In Yourself and Yours, Minjung (Lee You-young) dumps her boyfriend (Kim Joo-hyuck) after he objects to her heavy drinking (“I’ve stopped drinking – now I only stop after five rounds”). Then another man thinks that he meets Minjung, but she claims that she is Minjung’s identical twin. We’re not so sure about that. And then she meets ANOTHER man, and her identity remains in question. Her original boyfriend is comically bereft, and he’s on the lookout for her, too.
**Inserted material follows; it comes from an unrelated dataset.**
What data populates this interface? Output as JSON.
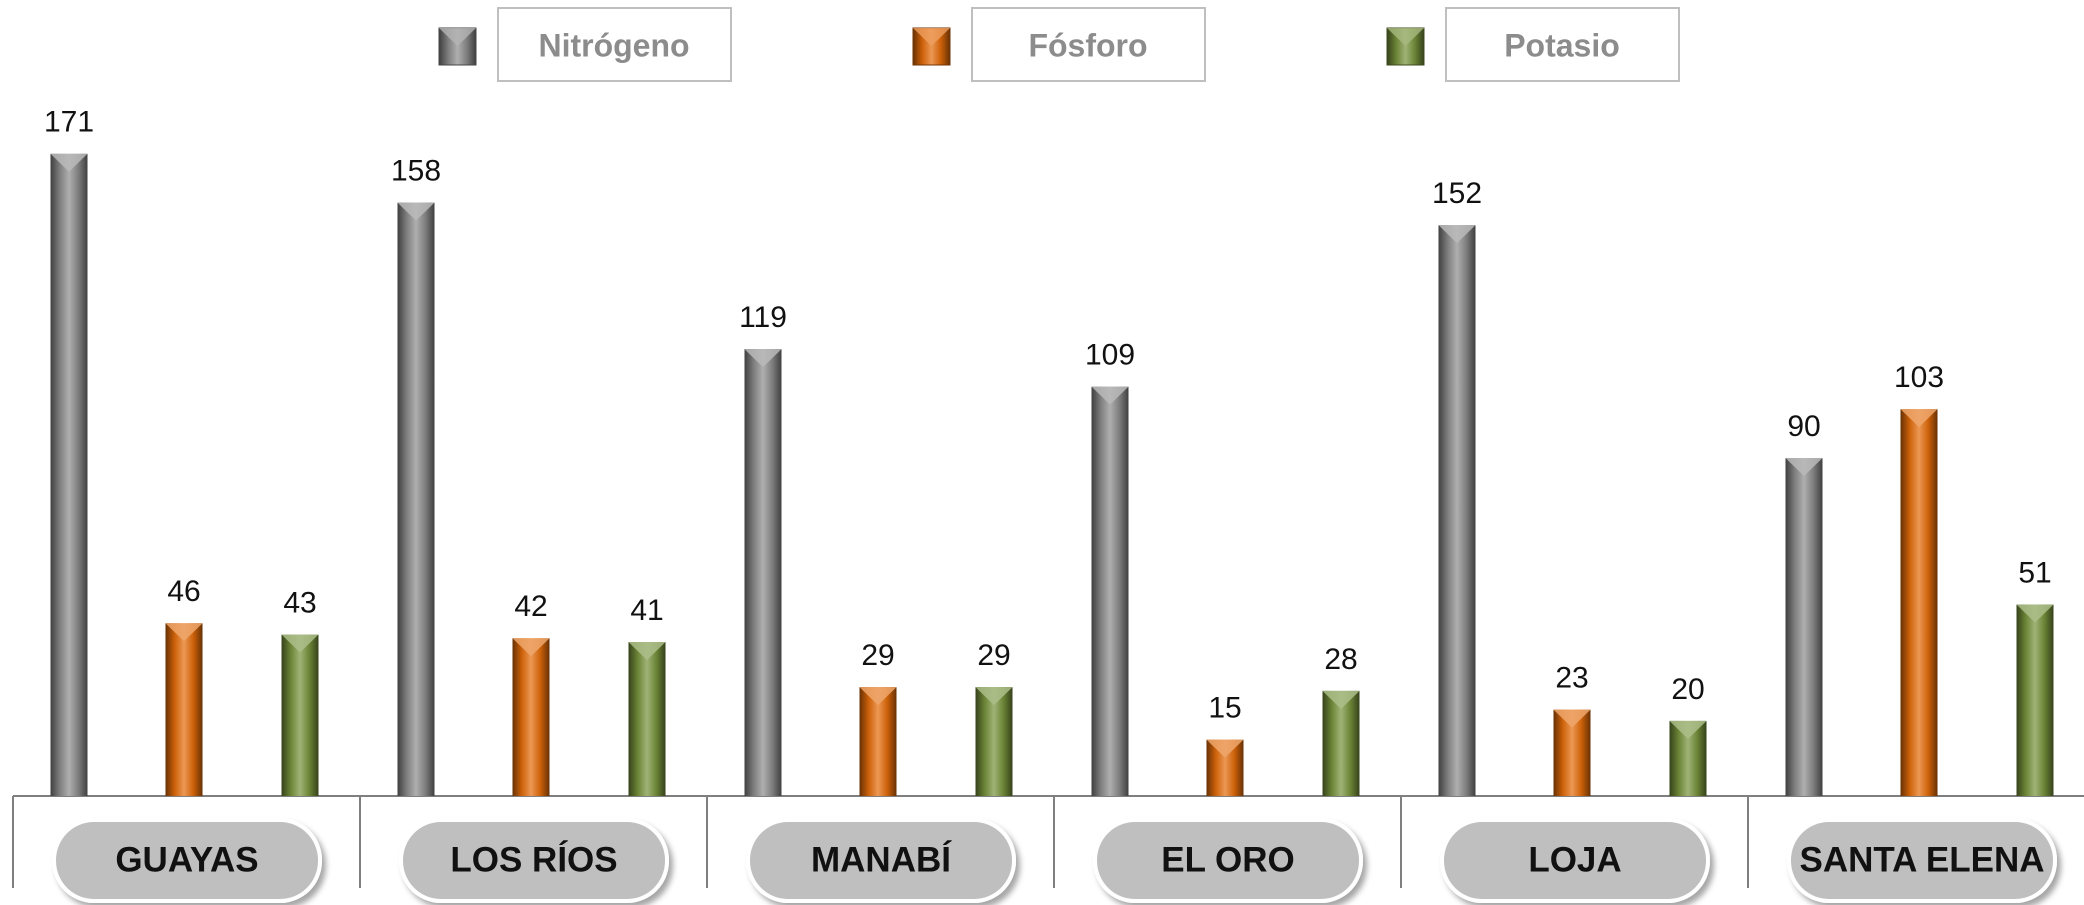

One character says “You men are all pathetic”, and Minjung proves that point at every opportunity. In a deliberate homage to Buñuel’s That Obscure Object of Desire, Lee You-young plays the role of Minjung and her multiple doppelgängers (unless they are all really Minjung herself). There are plenty of LOL moments as Yourself and Yours winds its way full circle to a satisfyingly sly finale.
The San Francisco International Film Festival (SFFILMFestival) features the Irish dramedy A Date for Mad Mary. Mary (Seána Kerslake) has just been released from incarceration and faces this challenge: she’s going to be the Maid of Honor at her childhood BFF’s wedding, and she needs a date for the nuptials. This apparently isn’t the first time that Mary’s been locked up for brawling because she quickly resorts to pounding other humans. This is a character flaw which is getting in the way of her, among other normal pursuits, finding a feller.
With this set-up, the audience is expecting a broad Dating-Gone-Wrong comedy, and there is a bit of that, but A Date for Mad Mary drills down to explore the character of Mary, somehow still frozen in her teenage pose. Mary has a major chip on her shoulder and escalates every human contact into an outburst of hostility. She just hasn’t matured into a woman who can navigate any social situation. The annoyingly controlling bride-to-be Char (Charleigh Bailey) has grown out of the teen Tough Girl pose, and has moved on the having a life with a job and a fiance. Mary, on the other hand, can’t keep a job or a guy or anything that will make her satisfied, self-proud or happy. Eventually, Mary meets a new friend Jess (Tara Lee) and wall-bangs her way down the corridor of self-discovery.
Seána Kerslake’s excellent performance is central to the success of the film, playing a character who is confused by her own lack of happiness. Unforgettably, Kerslake’s Mary kisses another character and is overwhelmed by an unexpected, giddy thrill – it’s a special moment. A Date for Mad Mary is the fifth feature since 2012 for up-and-comer Kerslake, who is also starring in an Irish television series.
A Date for Mad Mary is the first feature for director and co-writer Darren Thornton. A Date for Mad Mary will be screened again this weekend at the San Francisco International Film Festival.